The DB2 Warehouse Manager Connector for i2 TradeMatrix BPI runs on Microsoft Windows NT or Windows 2000. The i2 TradeMatrix business-model source can be on any supported platform.
The DB2 Warehouse Manager Connector for SAP R/3 allows you to access and bring SAP business objects stored in SAP R/3 systems into a DB2 data warehouse. Business objects, along with business components, provide an object-oriented view of R/3 business functions. You can then use the power of DB2 and the Data Warehouse Center for data analysis, data transformation, or data mining.
You define the data extraction step using the Data Warehouse Center by simply clicking and dropping an SAP object onto the process modeler. When you define an SAP source, you see all the metadata about the SAP object, including key fields, parameter names, data types, precision, scale, length, and mandatory parameters. You also see all basic and detailed parameters associated with the SAP business object.

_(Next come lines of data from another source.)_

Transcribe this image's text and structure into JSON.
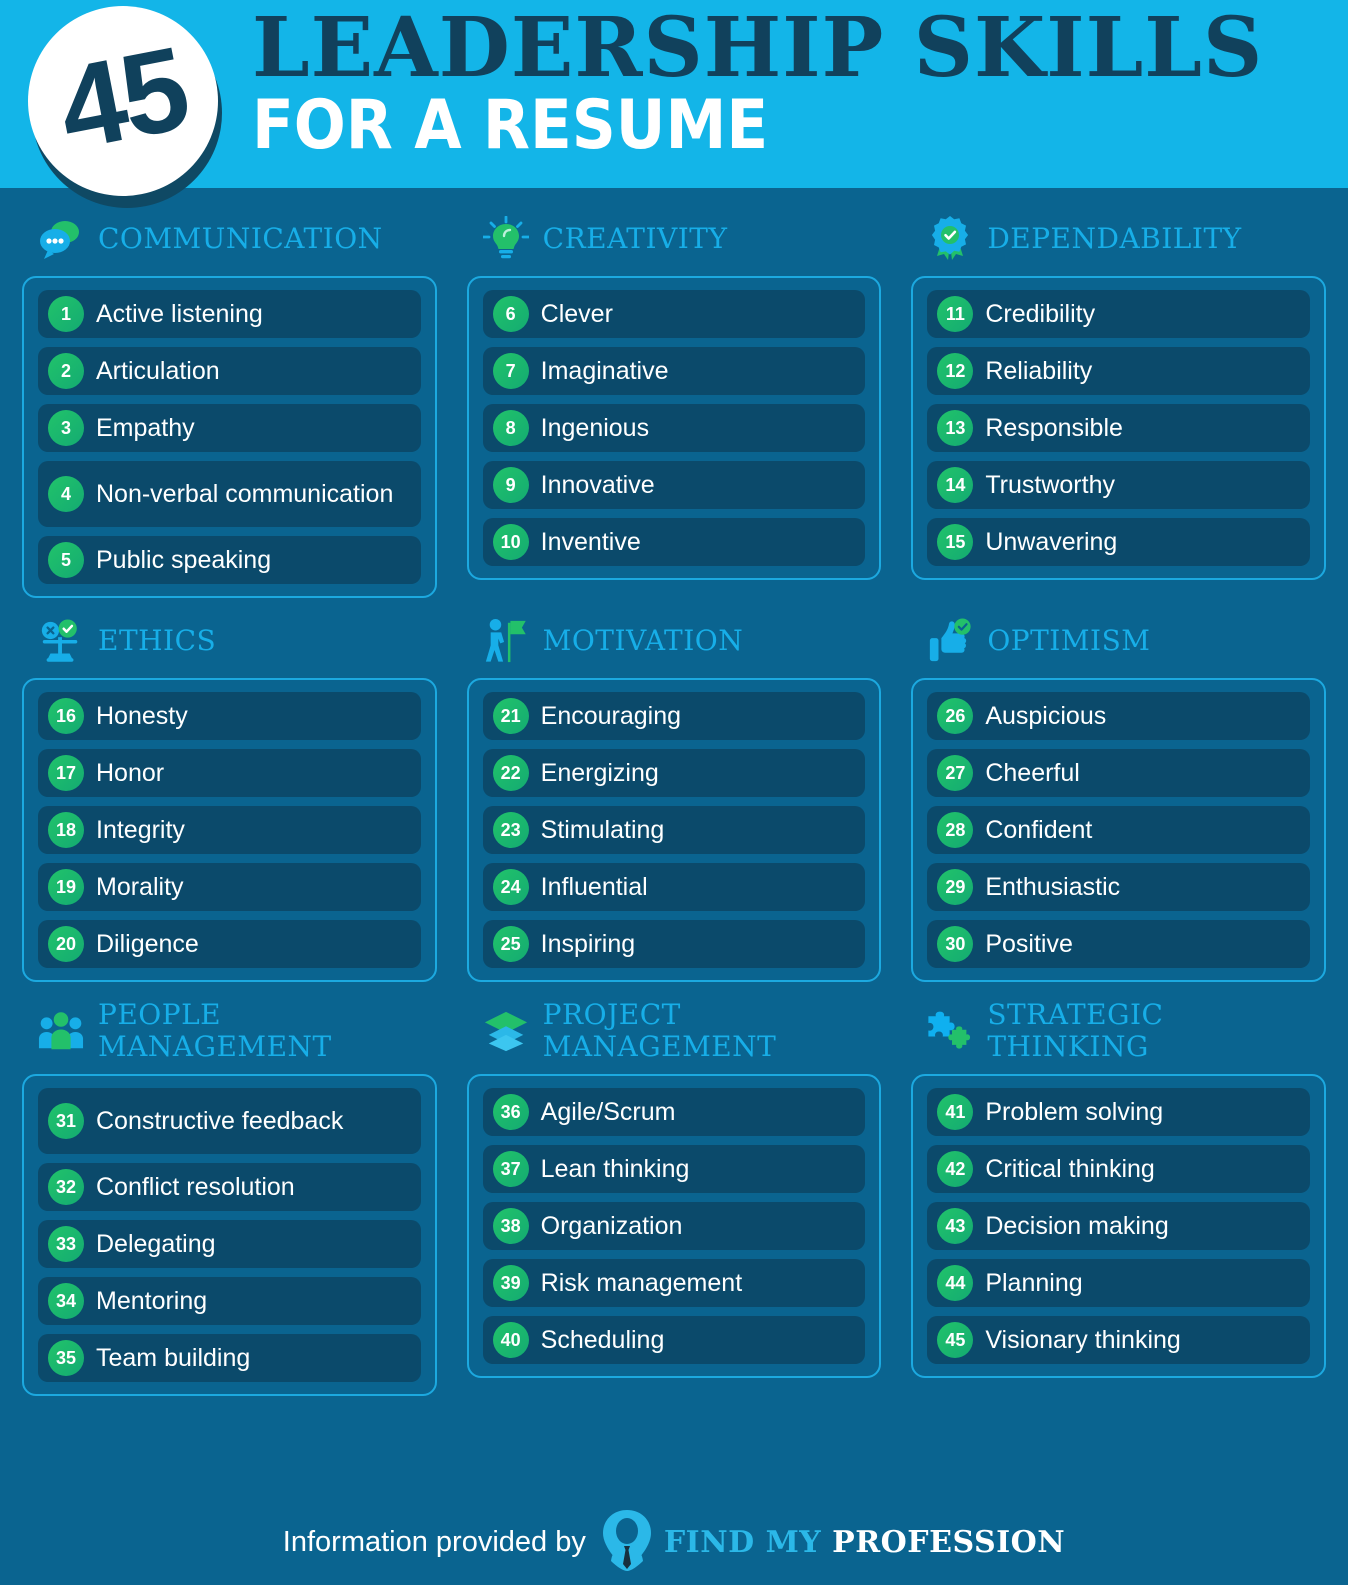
{
  "header": {
    "badge_number": "45",
    "title_main": "LEADERSHIP SKILLS",
    "title_sub": "FOR A RESUME",
    "bg_color": "#13B5E8",
    "title_color": "#11415C"
  },
  "theme": {
    "page_bg": "#0a6490",
    "item_bg": "#0B4A6B",
    "accent_cyan": "#17AEE8",
    "accent_green": "#19B368",
    "border_cyan": "#1CA9E0",
    "text_white": "#FFFFFF"
  },
  "sections": [
    {
      "title": "COMMUNICATION",
      "icon": "speech-bubbles-icon",
      "items": [
        {
          "num": "1",
          "label": "Active listening"
        },
        {
          "num": "2",
          "label": "Articulation"
        },
        {
          "num": "3",
          "label": "Empathy"
        },
        {
          "num": "4",
          "label": "Non-verbal communication"
        },
        {
          "num": "5",
          "label": "Public speaking"
        }
      ]
    },
    {
      "title": "CREATIVITY",
      "icon": "lightbulb-icon",
      "items": [
        {
          "num": "6",
          "label": "Clever"
        },
        {
          "num": "7",
          "label": "Imaginative"
        },
        {
          "num": "8",
          "label": "Ingenious"
        },
        {
          "num": "9",
          "label": "Innovative"
        },
        {
          "num": "10",
          "label": "Inventive"
        }
      ]
    },
    {
      "title": "DEPENDABILITY",
      "icon": "award-ribbon-icon",
      "items": [
        {
          "num": "11",
          "label": "Credibility"
        },
        {
          "num": "12",
          "label": "Reliability"
        },
        {
          "num": "13",
          "label": "Responsible"
        },
        {
          "num": "14",
          "label": "Trustworthy"
        },
        {
          "num": "15",
          "label": "Unwavering"
        }
      ]
    },
    {
      "title": "ETHICS",
      "icon": "balance-scale-icon",
      "items": [
        {
          "num": "16",
          "label": "Honesty"
        },
        {
          "num": "17",
          "label": "Honor"
        },
        {
          "num": "18",
          "label": "Integrity"
        },
        {
          "num": "19",
          "label": "Morality"
        },
        {
          "num": "20",
          "label": "Diligence"
        }
      ]
    },
    {
      "title": "MOTIVATION",
      "icon": "person-with-flag-icon",
      "items": [
        {
          "num": "21",
          "label": "Encouraging"
        },
        {
          "num": "22",
          "label": "Energizing"
        },
        {
          "num": "23",
          "label": "Stimulating"
        },
        {
          "num": "24",
          "label": "Influential"
        },
        {
          "num": "25",
          "label": "Inspiring"
        }
      ]
    },
    {
      "title": "OPTIMISM",
      "icon": "thumbs-up-icon",
      "items": [
        {
          "num": "26",
          "label": "Auspicious"
        },
        {
          "num": "27",
          "label": "Cheerful"
        },
        {
          "num": "28",
          "label": "Confident"
        },
        {
          "num": "29",
          "label": "Enthusiastic"
        },
        {
          "num": "30",
          "label": "Positive"
        }
      ]
    },
    {
      "title": "PEOPLE MANAGEMENT",
      "icon": "people-group-icon",
      "items": [
        {
          "num": "31",
          "label": "Constructive feedback"
        },
        {
          "num": "32",
          "label": "Conflict resolution"
        },
        {
          "num": "33",
          "label": "Delegating"
        },
        {
          "num": "34",
          "label": "Mentoring"
        },
        {
          "num": "35",
          "label": "Team building"
        }
      ]
    },
    {
      "title": "PROJECT MANAGEMENT",
      "icon": "layers-stack-icon",
      "items": [
        {
          "num": "36",
          "label": "Agile/Scrum"
        },
        {
          "num": "37",
          "label": "Lean thinking"
        },
        {
          "num": "38",
          "label": "Organization"
        },
        {
          "num": "39",
          "label": "Risk management"
        },
        {
          "num": "40",
          "label": "Scheduling"
        }
      ]
    },
    {
      "title": "STRATEGIC THINKING",
      "icon": "puzzle-pieces-icon",
      "items": [
        {
          "num": "41",
          "label": "Problem solving"
        },
        {
          "num": "42",
          "label": "Critical thinking"
        },
        {
          "num": "43",
          "label": "Decision making"
        },
        {
          "num": "44",
          "label": "Planning"
        },
        {
          "num": "45",
          "label": "Visionary thinking"
        }
      ]
    }
  ],
  "footer": {
    "credit_text": "Information provided by",
    "brand_first": "FIND MY ",
    "brand_second": "PROFESSION",
    "logo": "find-my-profession-pin-logo"
  }
}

The DB2 Warehouse Manager Connector for SAP R/3 runs on Microsoft Windows NT or Windows 2000. (For Windows 2000, you should use Microsoft's service pak 1.) The SAP server can be on any platform.
The DB2 Warehouse Manager Connector for the Web allows you to extract data from an IBM WebSphere Site Analyzer (WSA) database, or webmart, into a data warehouse. The DB2 Warehouse Manager Connector for the Web includes a polling step that checks whether WSA has copied web traffic data from its data imports (log files, tables, and clickstream data) to the webmart. When this check is successful, an SQL step copies the web traffic data from the webmart into a warehouse target. You can then use the power of DB2 and the Data Warehouse Center for data analysis, data transformation, or data mining. You can also incorporate WebSphere Commerce data with the web traffic data for a more complete analysis of your web site.

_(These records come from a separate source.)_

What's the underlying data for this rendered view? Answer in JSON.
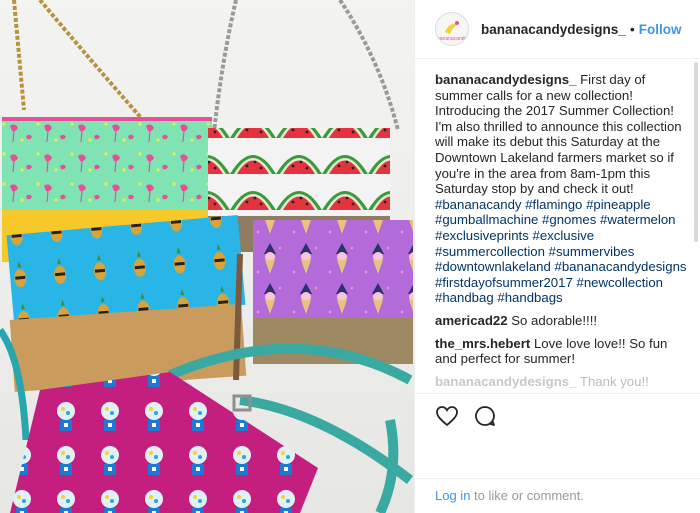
{
  "post": {
    "photo_alt": "bags",
    "account": {
      "username": "bananacandydesigns_",
      "separator": "•",
      "follow_label": "Follow",
      "avatar_text": "bananacandy"
    },
    "caption": {
      "username": "bananacandydesigns_",
      "text": "First day of summer calls for a new collection! Introducing the 2017 Summer Collection! I'm also thrilled to announce this collection will make its debut this Saturday at the Downtown Lakeland farmers market so if you're in the area from 8am-1pm this Saturday stop by and check it out!",
      "hashtags": [
        "#bananacandy",
        "#flamingo",
        "#pineapple",
        "#gumballmachine",
        "#gnomes",
        "#watermelon",
        "#exclusiveprints",
        "#exclusive",
        "#summercollection",
        "#summervibes",
        "#downtownlakeland",
        "#bananacandydesigns",
        "#firstdayofsummer2017",
        "#newcollection",
        "#handbag",
        "#handbags"
      ]
    },
    "comments": [
      {
        "user": "americad22",
        "text": "So adorable!!!!"
      },
      {
        "user": "the_mrs.hebert",
        "text": "Love love love!! So fun and perfect for summer!"
      },
      {
        "user": "bananacandydesigns_",
        "text": "Thank you!!"
      }
    ],
    "footer": {
      "login_label": "Log in",
      "rest": "to like or comment."
    },
    "colors": {
      "link_blue": "#3897f0",
      "hashtag": "#003569",
      "text": "#262626"
    }
  }
}
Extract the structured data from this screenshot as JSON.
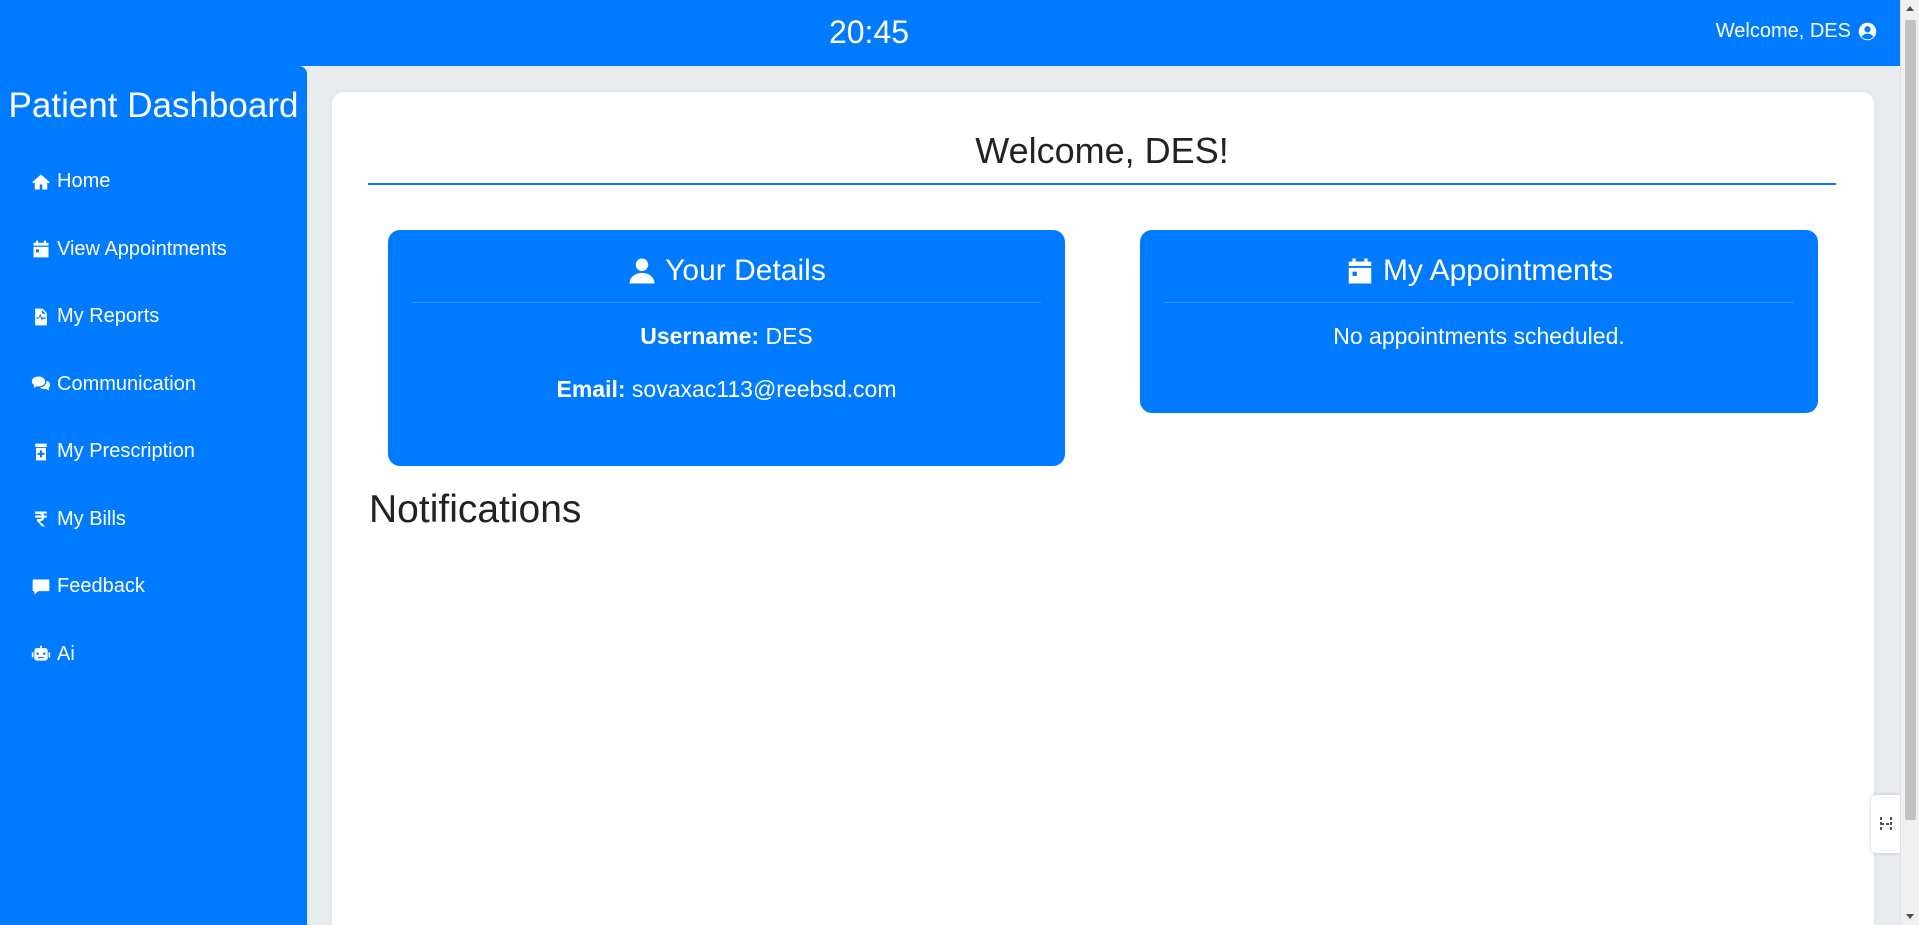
{
  "header": {
    "time": "20:45",
    "welcome": "Welcome, DES",
    "user_icon": "user-circle-icon"
  },
  "sidebar": {
    "title": "Patient Dashboard",
    "items": [
      {
        "label": "Home",
        "icon": "home-icon"
      },
      {
        "label": "View Appointments",
        "icon": "calendar-icon"
      },
      {
        "label": "My Reports",
        "icon": "medical-file-icon"
      },
      {
        "label": "Communication",
        "icon": "comments-icon"
      },
      {
        "label": "My Prescription",
        "icon": "prescription-bottle-icon"
      },
      {
        "label": "My Bills",
        "icon": "rupee-icon"
      },
      {
        "label": "Feedback",
        "icon": "message-icon"
      },
      {
        "label": "Ai",
        "icon": "robot-icon"
      }
    ]
  },
  "main": {
    "title": "Welcome, DES!",
    "details_card": {
      "title": "Your Details",
      "username_label": "Username:",
      "username": "DES",
      "email_label": "Email:",
      "email": "sovaxac113@reebsd.com"
    },
    "appointments_card": {
      "title": "My Appointments",
      "empty_text": "No appointments scheduled."
    },
    "notifications_title": "Notifications"
  },
  "colors": {
    "primary": "#007bff",
    "background": "#e9ecef",
    "panel": "#ffffff"
  }
}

After defining a web traffic source, you can define the web traffic polling step from the Data Warehouse Center by simply clicking and dropping a web object onto the process modeler.
The DB2 Warehouse Manager Connector for the Web runs on the same platforms as the DB2 Version 7.2 warehouse agent: Windows NT, Windows 2000, AIX, and the Solaris Operating Environment.

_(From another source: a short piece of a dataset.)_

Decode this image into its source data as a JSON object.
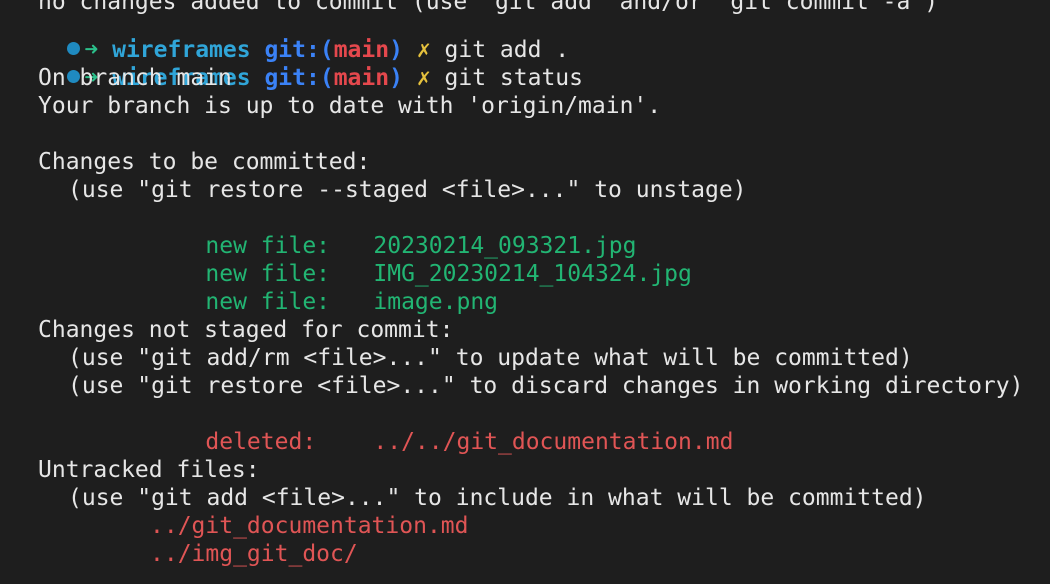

For more information about the DB2 Warehouse Manager Connectors, see the DB2 Version 7.2 Warehouse Manager Installation Guide.
The Data Warehouse Center now enables you to access data from an MQSeries message queue as a DB2 database view. A wizard is provided to create a DB2 table function and the DB2 view through which you can access the data. (See MQSeries Assist Wizard, for more information.) Each MQSeries message is treated as a delimited string, which is parsed according to your specification, and returned as a result row.
In addition, MQSeries messages that are XML documents can be accessed as a warehouse source. Using the Data Warehouse Center, you can import metadata about XML documents from an MQSeries queue and a DB2 XML Extender Document Access Definition (DAD) file. The Data Warehouse Center uses this metadata to automatically create the warehouse target definition and the warehouse step to retrieve the XML documents from the queue.
The Data Warehouse Center now enables you to access data from an OLE DB provider as a DB2 database view. A wizard is provided to create a DB2 OLE DB table function and the DB2 view through which you can access the data. See MQSeries Assist Wizard, for more information.
Because Data Transaction Services (DTS) packages can be accessed as OLE DB sources, the wizard also allows you to create the view for a DTS package. When you access the view at run time, the DTS package executes and the target table of the DTS package is exposed as the created view.